All over the web, adults are playing with the colourful bricks, and posting their cinematic creations. The vids, sometimes called "brickfilms," feature Lego or similar toys, sometimes brought to life with computer animation software, but more often featured in tiny and meticulous stop-motion animations. This brickfilm might not be new, but I think it's the best.

Brickfilming is a bigger deal than you might imagine. Practitioners hang out on several big message boards, enter contests, and even hold their own film festivals, like this one hosted earlier this summer in Germany.

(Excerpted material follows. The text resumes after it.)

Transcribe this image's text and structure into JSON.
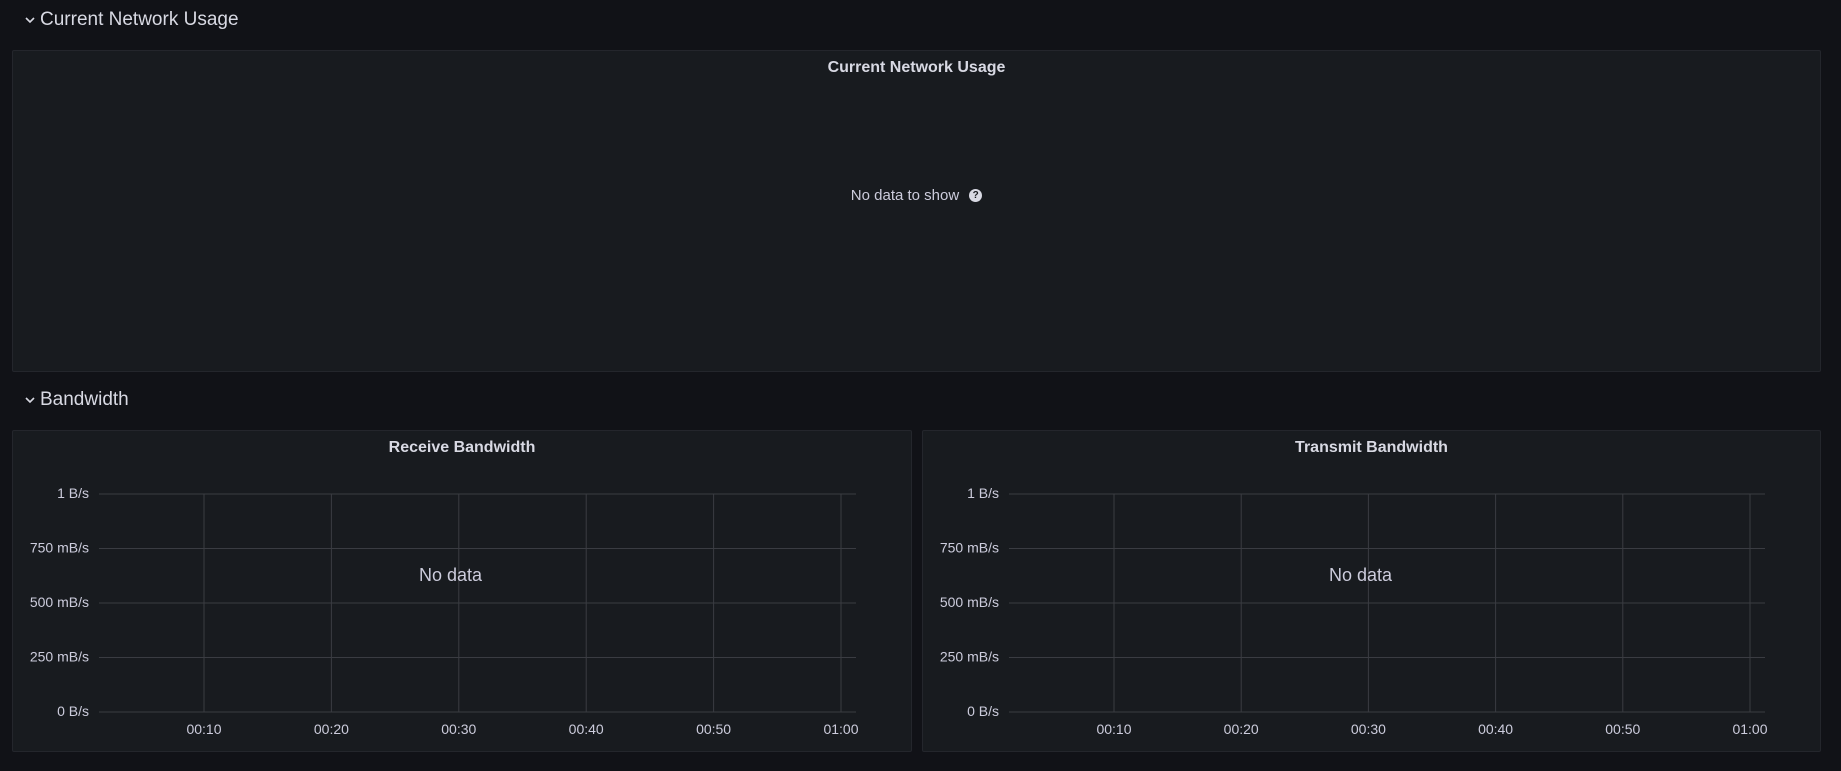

The genre predates YouTube by quite a bit -- Wikipedia suggests that the first brickfilm was completed in 1989. Along with all kinds of stop-motion animation, though, brickfilming has gotten a big boost from viral video. Inspired by clips and instructional videos on YouTube, new animators have taken up the craft. At the same time, YouTube has given these directors access to a much larger audiences than your average short film festival.

Previously in The Tyee's video column, I've featured at least two other stop motion films -- a music video that later went viral, and some brilliantly animated post-it notes. Audiences can't get enough of these clips. But the funny thing about stop motion is that it should be obsolete. With computer animation technology more widely available than ever, there's no need to spend hours repositioning Lego, post-it notes, or yourself to get the perfect shot. In fact, many Lego animators use fancy software to add special effects to their low-tech creations. It all begs the question: In this hi-fi world, what is the appeal of lo-fi art?

It might be that we find the manual labour involved even more impressive now that most of it is unnecessary. Or is it just that imposed restrictions promote creativity in a way that the blank slate of a 3D animation program can't? I'm leaning towards a simpler explanation. The best stop-motion films, especially those made of Lego, are playful in a way that other mediums can't replicate -- and we all want a bit of child-like delight in our day.